Lois Clary is the coder in question, moving from a tech company in Michigan to an offer from a tech company in the SoMa neighborhood of San Francisco, “not far from the ballpark.” The company designs, tests, and sells custom-made “arms” that are coded to perform tasks to replace human functions (assembly lines and beyond). The only thing that the “arms” cannot do is the nuance-touch items, such as many tasks in cooking and baking—namely, cracking eggs. As a coder, Lois ventures in to solve this problem, a problem made more pronounced by the fact that the “arm” has only one hand. Lois finds that she can relate to the “arm”; she can’t crack eggs with one hand either:

I was going to be the one to solve the egg problem...

My own egg-cracking experience was extremely limited...and in that time I had certainly never attempted to do it one-handed, which was what was required....I opened the expedient video-sharing website on my laptop, searched for “how to crack an egg,” and was rewarded with thousands of results...I tried to copy what I saw on the screen, and was rewarded with a smear of yolk across my palm.

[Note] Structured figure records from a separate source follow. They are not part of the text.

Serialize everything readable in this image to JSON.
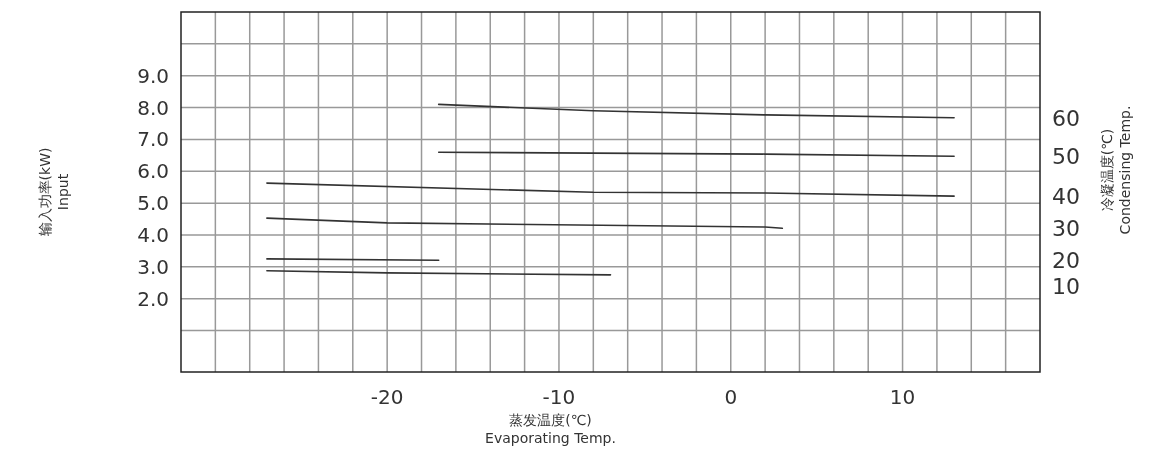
{
  "chart_data": {
    "type": "line",
    "xlabel": "蒸发温度(℃)\nEvaporating Temp.",
    "ylabel": "输入功率(kW)\nInput",
    "y2label": "冷凝温度(℃)\nCondensing Temp.",
    "xlim": [
      -32,
      18
    ],
    "ylim": [
      -0.3,
      11
    ],
    "xticks": [
      {
        "value": -30,
        "label": null
      },
      {
        "value": -28,
        "label": null
      },
      {
        "value": -26,
        "label": null
      },
      {
        "value": -24,
        "label": null
      },
      {
        "value": -22,
        "label": null
      },
      -20,
      {
        "value": -18,
        "label": null
      },
      {
        "value": -16,
        "label": null
      },
      {
        "value": -14,
        "label": null
      },
      {
        "value": -12,
        "label": null
      },
      -10,
      {
        "value": -8,
        "label": null
      },
      {
        "value": -6,
        "label": null
      },
      {
        "value": -4,
        "label": null
      },
      {
        "value": -2,
        "label": null
      },
      0,
      {
        "value": 2,
        "label": null
      },
      {
        "value": 4,
        "label": null
      },
      {
        "value": 6,
        "label": null
      },
      {
        "value": 8,
        "label": null
      },
      10,
      {
        "value": 12,
        "label": null
      },
      {
        "value": 14,
        "label": null
      },
      {
        "value": 16,
        "label": null
      }
    ],
    "yticks": [
      {
        "value": 1,
        "label": null
      },
      {
        "value": 2,
        "label": "2.0"
      },
      {
        "value": 3,
        "label": "3.0"
      },
      {
        "value": 4,
        "label": "4.0"
      },
      {
        "value": 5,
        "label": "5.0"
      },
      {
        "value": 6,
        "label": "6.0"
      },
      {
        "value": 7,
        "label": "7.0"
      },
      {
        "value": 8,
        "label": "8.0"
      },
      {
        "value": 9,
        "label": "9.0"
      },
      {
        "value": 10,
        "label": null
      }
    ],
    "grid": true,
    "marker": "none",
    "line_style": "solid",
    "series": [
      {
        "name": "60",
        "color": "#333333",
        "x": [
          -17,
          -8,
          2,
          13
        ],
        "values": [
          8.1,
          7.9,
          7.77,
          7.68
        ]
      },
      {
        "name": "50",
        "color": "#333333",
        "x": [
          -17,
          2,
          13
        ],
        "values": [
          6.6,
          6.54,
          6.47
        ]
      },
      {
        "name": "40",
        "color": "#333333",
        "x": [
          -27,
          -8,
          2,
          13
        ],
        "values": [
          5.63,
          5.34,
          5.32,
          5.22
        ]
      },
      {
        "name": "30",
        "color": "#333333",
        "x": [
          -27,
          -20,
          2,
          3
        ],
        "values": [
          4.53,
          4.38,
          4.25,
          4.21
        ]
      },
      {
        "name": "20",
        "color": "#333333",
        "x": [
          -27,
          -17
        ],
        "values": [
          3.25,
          3.21
        ]
      },
      {
        "name": "10",
        "color": "#333333",
        "x": [
          -27,
          -20,
          -7
        ],
        "values": [
          2.88,
          2.81,
          2.75
        ]
      }
    ]
  }
}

It’s this messy trial and error of Lois’s own motor skills that leads to success in figuring out the coding of the task, however, and the success of other endeavors that Lois takes on. When Lois is presented with sourdough starter by two brothers who own a “restaurant” (not legally up to code since the restaurant is operated out of their apartment) and hurriedly have to return to Europe when their visas expire, she trashes her kitchen with her efforts to learn how to bake bread instead of eating the nutritious “Slurry” that the rest of the coders eat to be as healthy as they can in the long hours in front of their computer screens. On a carb-conscious coast, Lois breaks the rules by baking and sharing and eventually selling bread, but the starter she uses also seems to possess an old-world series of emotions that Lois has to understand to help it, and her, thrive as well. While this novel could have very easily slipped into foodie trolling, or techie trolling, or analog worship, it says the course of pure magic instead, a wonder of the ultra-rational world, a place where mistakes, if valued, lead to open doors.